An insurer may delay payment of an uncontested portion of a complete
claim for reconsideration of a contested portion of that claim so
long as the insurer pays those charges specified in subdivision (b).
   (b) If a complete claim, or portion thereof, that is neither
contested nor denied, is not reimbursed by delivery to the claimant's
address of record within the 30 working days after receipt, the
insurer shall pay the greater of fifteen dollars ($15) per year or
interest at the rate of 10 percent per annum beginning with the first
calendar day after the 30-working-day period. An insurer shall
automatically include the fifteen dollars ($15) per year or interest
due in the payment made to the claimant, without requiring a request
therefor.
   (c) For the purposes of this section, a claim, or portion thereof,
is reasonably contested if the insurer has not received the
completed claim. A paper claim from an institutional provider shall
be deemed complete upon submission of a legible emergency department
report and a completed UB 92 or other format adopted by the National
Uniform Billing Committee, and reasonable relevant information
requested by the insurer within 30 working days of receipt of the
claim. An electronic claim from an institutional provider shall be
deemed complete upon submission of an electronic equivalent to the UB
92 or other format adopted by the National Uniform Billing
Committee, and reasonable relevant information requested by the
insurer within 30 working days of receipt of the claim. However, if
the insurer requests a copy of the emergency department report within
the 30 working days after receipt of the electronic claim from the
institutional provider, the insurer may also request additional
reasonable relevant information within 30 working days of receipt of
the emergency department report, at which time the claim shall be
deemed complete. A claim from a professional provider shall be deemed
complete upon submission of a completed HCFA 1500 or its electronic
equivalent or other format adopted by the National Uniform Billing
Committee, and reasonable relevant information requested by the
insurer within 30 working days of receipt of the claim. The provider
shall provide the insurer reasonable relevant information within 15
working days of receipt of a written request that is clear and
specific regarding the information sought. If, as a result of
reviewing the reasonable relevant information, the insurer requires
further information, the insurer shall have an additional 15 working
days after receipt of the reasonable relevant information to request
the further information, notwithstanding any time limit to the
contrary in this section, at which time the claim shall be deemed
complete.
   (d) This section shall not apply to claims about which there is
evidence of fraud and misrepresentation, to eligibility
determinations, or in instances where the plan has not been granted
reasonable access to information under the provider's control. An
insurer shall specify, in a written notice to the provider within 30
working days of receipt of the claim, which, if any, of these
exceptions applies to a claim.
   (e) If a claim or portion thereof is contested on the basis that
the insurer has not received information reasonably necessary to
determine payer liability for the claim or portion thereof, then the
insurer shall have 30 working days after receipt of this additional
information to complete reconsideration of the claim. If a claim, or
portion thereof, undergoing reconsideration is not reimbursed by
delivery to the claimant's address of record within the 30 working
days after receipt of the additional information, the insurer shall
pay the greater of fifteen dollars ($15) per year or interest at the
rate of 10 percent per annum beginning with the first calendar day
after the 30-working-day period. An insurer shall automatically
include the fifteen dollars ($15) per year or interest due in the
payment made to the claimant, without requiring a request therefor.
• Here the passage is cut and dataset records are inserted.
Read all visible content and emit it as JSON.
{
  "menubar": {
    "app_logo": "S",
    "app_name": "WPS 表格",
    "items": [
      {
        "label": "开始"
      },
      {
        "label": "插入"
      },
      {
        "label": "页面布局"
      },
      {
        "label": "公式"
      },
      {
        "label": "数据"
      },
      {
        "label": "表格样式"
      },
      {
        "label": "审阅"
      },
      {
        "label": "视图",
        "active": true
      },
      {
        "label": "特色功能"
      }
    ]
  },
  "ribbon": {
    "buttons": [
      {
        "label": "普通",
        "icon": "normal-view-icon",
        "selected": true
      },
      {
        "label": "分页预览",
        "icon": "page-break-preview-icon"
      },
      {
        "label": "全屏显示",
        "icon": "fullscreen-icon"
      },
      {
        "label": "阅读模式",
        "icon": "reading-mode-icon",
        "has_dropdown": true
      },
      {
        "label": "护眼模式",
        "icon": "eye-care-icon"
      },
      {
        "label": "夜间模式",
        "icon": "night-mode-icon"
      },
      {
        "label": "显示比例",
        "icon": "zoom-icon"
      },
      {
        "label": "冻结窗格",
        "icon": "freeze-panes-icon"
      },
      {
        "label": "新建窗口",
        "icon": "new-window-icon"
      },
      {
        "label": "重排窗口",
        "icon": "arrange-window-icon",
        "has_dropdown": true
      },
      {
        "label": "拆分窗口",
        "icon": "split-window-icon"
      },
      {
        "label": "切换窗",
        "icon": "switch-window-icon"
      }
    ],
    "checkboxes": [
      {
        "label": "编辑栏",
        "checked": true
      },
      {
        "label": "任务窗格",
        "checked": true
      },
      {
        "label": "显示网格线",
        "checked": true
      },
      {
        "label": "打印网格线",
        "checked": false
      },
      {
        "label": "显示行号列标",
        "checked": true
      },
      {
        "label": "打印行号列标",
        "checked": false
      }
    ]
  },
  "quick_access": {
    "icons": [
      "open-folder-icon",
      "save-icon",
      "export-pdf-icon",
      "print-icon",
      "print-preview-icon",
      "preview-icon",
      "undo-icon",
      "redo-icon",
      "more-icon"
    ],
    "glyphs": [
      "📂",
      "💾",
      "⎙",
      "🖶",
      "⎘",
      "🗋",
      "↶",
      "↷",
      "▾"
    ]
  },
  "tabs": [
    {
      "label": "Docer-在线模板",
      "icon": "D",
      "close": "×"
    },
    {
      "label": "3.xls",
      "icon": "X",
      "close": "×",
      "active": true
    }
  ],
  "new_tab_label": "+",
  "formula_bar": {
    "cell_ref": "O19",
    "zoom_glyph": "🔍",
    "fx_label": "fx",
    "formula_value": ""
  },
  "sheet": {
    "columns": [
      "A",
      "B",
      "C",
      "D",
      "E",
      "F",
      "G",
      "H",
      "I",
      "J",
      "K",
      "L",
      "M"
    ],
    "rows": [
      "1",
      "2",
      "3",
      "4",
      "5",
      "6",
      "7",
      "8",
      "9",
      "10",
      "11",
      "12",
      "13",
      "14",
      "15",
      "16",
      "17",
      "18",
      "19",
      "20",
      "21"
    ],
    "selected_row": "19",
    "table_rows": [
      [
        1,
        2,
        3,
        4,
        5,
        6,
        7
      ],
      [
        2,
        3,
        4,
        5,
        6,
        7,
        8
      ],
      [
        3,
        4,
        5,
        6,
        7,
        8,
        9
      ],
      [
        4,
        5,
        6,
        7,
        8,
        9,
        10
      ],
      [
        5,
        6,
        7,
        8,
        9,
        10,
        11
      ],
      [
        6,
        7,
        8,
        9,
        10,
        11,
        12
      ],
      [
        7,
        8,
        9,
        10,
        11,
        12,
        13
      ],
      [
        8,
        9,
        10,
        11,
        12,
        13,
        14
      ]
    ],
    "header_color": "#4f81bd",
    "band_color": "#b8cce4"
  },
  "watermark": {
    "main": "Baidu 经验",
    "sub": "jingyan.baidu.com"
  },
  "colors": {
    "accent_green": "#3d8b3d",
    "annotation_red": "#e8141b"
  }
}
   (f) An insurer shall not delay payment on a claim from a physician
or other provider to await the submission of a claim from a hospital
or other provider, without citing specific rationale as to why the
delay was necessary and providing a monthly update regarding the
status of the claim and the insurer's actions to resolve the claim,
to the provider that submitted the claim.
   (g) An insurer shall not request or require that a provider waive
its rights pursuant to this section.
   (h) This section shall apply only to claims for services rendered
to a patient who was provided emergency services and care as defined
in Section 1317.1 of the Health and Safety Code in the United States
on or after September 1, 1999.
   (i) This section shall not be construed to affect the rights or
obligations of any person pursuant to Section 10123.13.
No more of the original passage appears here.